Tiempo después, a casi un año de la publicación, Luis Martínez Solorza, el hombre orquesta de letras.s5.com —el sitio clave para entender (o no entender) los entretelones de la literatura chilena— encontró ese artículo en la web de Etiqueta Negra y decidió recuperarlo. Martínez no consideró necesario consignar la fecha o las circunstancias de la publicación original y yo tampoco me enteré de que lo había colgado en su página hasta que un amigo me llamó para darme su opinión sobre —como dijo, muy alarmado— la polémica.

De a poco entendí a qué texto se refería y comprobé que en efecto mi artículo había provocado tardíamente un par de furiosas reacciones.

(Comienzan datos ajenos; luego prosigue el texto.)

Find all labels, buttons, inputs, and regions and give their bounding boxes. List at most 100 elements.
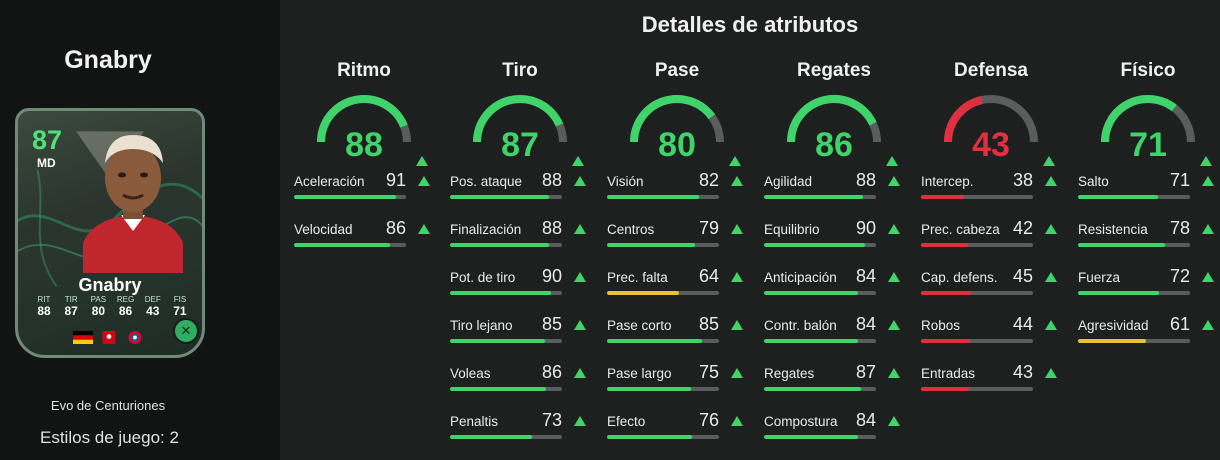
attribute-value: 61: [1169, 314, 1190, 334]
upgrade-arrow-icon: [888, 224, 900, 234]
player-card[interactable]: 87 MD Gnabry RIT TIR PAS REG DEF FIS 88: [15, 108, 205, 358]
attribute-column-tiro: Tiro 87 Pos. ataque 88 Finalización 88 Pot. de…: [450, 60, 590, 460]
attribute-bar: [294, 243, 406, 247]
category-gauge: 80: [607, 86, 747, 166]
attribute-bar-fill: [764, 339, 859, 343]
attribute-name: Pot. de tiro: [450, 270, 516, 285]
card-rating: 87: [32, 125, 63, 155]
attribute-row: Finalización 88: [450, 218, 590, 268]
attribute-name: Equilibrio: [764, 222, 820, 237]
attribute-bar: [450, 195, 562, 199]
attribute-name: Resistencia: [1078, 222, 1148, 237]
gauge-fill: [630, 95, 716, 143]
attribute-list: Pos. ataque 88 Finalización 88 Pot. de tiro 9…: [450, 170, 590, 460]
evolution-icon[interactable]: ✕: [173, 318, 199, 344]
attribute-bar: [450, 291, 562, 295]
attribute-bar: [764, 243, 876, 247]
upgrade-arrow-icon: [574, 368, 586, 378]
attribute-value: 84: [855, 266, 876, 286]
attribute-name: Regates: [764, 366, 815, 381]
category-gauge: 86: [764, 86, 904, 166]
card-stat-value: 80: [91, 304, 106, 318]
attribute-value: 71: [1169, 170, 1190, 190]
attribute-bar-fill: [921, 387, 970, 391]
category-title: Tiro: [502, 60, 538, 81]
card-stat-label: PAS: [90, 295, 107, 304]
attribute-name: Entradas: [921, 366, 976, 381]
attribute-bar-fill: [450, 195, 549, 199]
upgrade-arrow-icon: [418, 224, 430, 234]
attribute-row: Equilibrio 90: [764, 218, 904, 268]
attribute-row: Pase largo 75: [607, 362, 747, 412]
upgrade-arrow-icon: [416, 156, 428, 166]
attribute-value: 88: [541, 218, 562, 238]
attribute-value: 72: [1169, 266, 1190, 286]
attribute-bar-fill: [450, 435, 532, 439]
card-badges: [73, 331, 145, 344]
player-panel: Gnabry 87 MD Gnabry RIT TIR PAS REG: [0, 0, 280, 460]
attribute-name: Cap. defens.: [921, 270, 998, 285]
attribute-value: 85: [698, 314, 719, 334]
gauge-fill: [1101, 95, 1177, 143]
category-title: Ritmo: [337, 60, 391, 81]
attribute-value: 85: [541, 314, 562, 334]
category-value: 80: [658, 126, 696, 164]
attribute-bar-fill: [764, 195, 863, 199]
attribute-bar: [450, 435, 562, 439]
attribute-bar-fill: [450, 339, 546, 343]
attribute-name: Agresividad: [1078, 318, 1149, 333]
card-position: MD: [37, 156, 56, 170]
gauge-fill: [944, 96, 983, 143]
playstyles-count[interactable]: Estilos de juego: 2: [40, 428, 179, 447]
attribute-column-ritmo: Ritmo 88 Aceleración 91 Velocidad 86: [294, 60, 434, 268]
attribute-name: Contr. balón: [764, 318, 837, 333]
gauge-arc: [630, 95, 724, 143]
card-stat-label: FIS: [173, 295, 187, 304]
attribute-bar: [921, 195, 1033, 199]
attribute-value: 76: [698, 410, 719, 430]
attribute-bar: [1078, 291, 1190, 295]
attribute-row: Pos. ataque 88: [450, 170, 590, 220]
attribute-bar: [607, 435, 719, 439]
gauge-arc: [1101, 95, 1195, 143]
attribute-bar-fill: [921, 291, 972, 295]
attribute-value: 82: [698, 170, 719, 190]
attribute-value: 84: [855, 410, 876, 430]
attribute-bar-fill: [450, 243, 549, 247]
upgrade-arrow-icon: [731, 416, 743, 426]
attribute-bar-fill: [1078, 195, 1158, 199]
upgrade-arrow-icon: [1200, 156, 1212, 166]
attribute-row: Compostura 84: [764, 410, 904, 460]
attribute-row: Cap. defens. 45: [921, 266, 1061, 316]
upgrade-arrow-icon: [1045, 176, 1057, 186]
upgrade-arrow-icon: [888, 416, 900, 426]
attribute-name: Fuerza: [1078, 270, 1121, 285]
attribute-bar: [607, 339, 719, 343]
card-stat-value: 87: [64, 304, 78, 318]
attribute-name: Anticipación: [764, 270, 837, 285]
attribute-bar-fill: [764, 387, 862, 391]
card-stat-value: 43: [146, 304, 160, 318]
attribute-bar: [450, 243, 562, 247]
category-title: Defensa: [954, 60, 1028, 81]
upgrade-arrow-icon: [418, 176, 430, 186]
attribute-value: 86: [385, 218, 406, 238]
upgrade-arrow-icon: [574, 176, 586, 186]
attribute-row: Centros 79: [607, 218, 747, 268]
attribute-column-defensa: Defensa 43 Intercep. 38 Prec. cabeza 42 Cap. d…: [921, 60, 1061, 412]
section-title: Detalles de atributos: [641, 12, 859, 37]
gauge-fill: [473, 95, 564, 143]
attribute-bar-fill: [607, 339, 703, 343]
upgrade-arrow-icon: [1202, 224, 1214, 234]
attribute-value: 91: [385, 170, 406, 190]
upgrade-arrow-icon: [1045, 224, 1057, 234]
attribute-bar: [764, 435, 876, 439]
attribute-name: Salto: [1078, 174, 1109, 189]
attribute-row: Entradas 43: [921, 362, 1061, 412]
attribute-value: 90: [541, 266, 562, 286]
attribute-bar: [607, 243, 719, 247]
attribute-name: Velocidad: [294, 222, 353, 237]
attribute-name: Robos: [921, 318, 961, 333]
attribute-column-pase: Pase 80 Visión 82 Centros 79 Prec. falta 64 Pase…: [607, 60, 747, 460]
attribute-value: 73: [541, 410, 562, 430]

Por ejemplo, el poeta Javier Campos puntualizaba: “Es lastimoso leer articulitos donde se mofan cruelmente de los poetas en sentido general o quizás una cierta mala sangre del emisor para quizás vengarse de conocidos poetas santiaguinos (porque se hace referencia a poetas locales chilenos que viven por la capital creo entender)”. Al leer estas líneas sentí, primero, por así decirlo, una especie de enorme asombro sintáctico, pero luego volví a leerlas y las entendí.

¿Un ajuste de cuentas con mis enemigos? No era ésa mi intención. Tal vez sí era un ajuste de cuentas, pero ante el espejo, porque he cometido y seguramente seguiré cometiendo muchos o casi todos los delitos que mi texto denuncia: publicar libros de poemas, dar entrevistas prematuras, organizar fugaces revistas literarias, aparecer o desaparecer en antologías y —last but not least— adorar a Alejandra Pizarnik. Me dolió un poco más, sin embargo, una nota firmada por Javier del Cerro titulada expresivamente “Contra Zambra”, en la que me acusaba de haber cambiado de amigos y de renegar de mi pasado como poeta debido a que me había convertido en narrador.

Redacté, resignado, una respuesta en la que no tuve más remedio que explicar el chiste, y también aclaré que no había cambiado de amigos y que no me había pasado de la poesía a la prosa porque de hecho nunca he dejado de escribir poesía. Por supuesto que me arrepentí luego de esa aclaración en la que terminaba defendiéndome de forma más bien penosa. La polémica prosiguió e incluso —digo esto con cierto orgullo— el escritor Gonzalo León intercedió por mí, a pesar de que —digo esto sin orgullo— era yo hasta entonces más bien su enemigo (“todos saben que no soy un devoto de Zambra”, decía en ese artículo, sorprendentemente, León).

Releo lo que llevo escrito y entiendo el posible desconcierto de los lectores. ¿Qué importan todas estas peleas más o menos apasionadas y rutinarias? Algo importan, creo, en este caso. No es que lo crea: lo siento. Porque éste es un texto fundamentalmente emotivo. Ahora pienso que esos poetas tenían razón al enojarse conmigo. Me retracto: nunca debí escribir esa diatriba a los poetas. Debí escribir contra los narradores. Porque ésos sí que son terribles, despiadados. Y ni siquiera es necesario argumentarlo. Todo el mundo lo sabe. Los poetas son estupendos, los narradores atroces. Definitivamente estoy a favor de los poetas y contra los narradores.

*Texto extraído de No Leer. Crónicas y ensayos sobre literatura (UDP, 2010).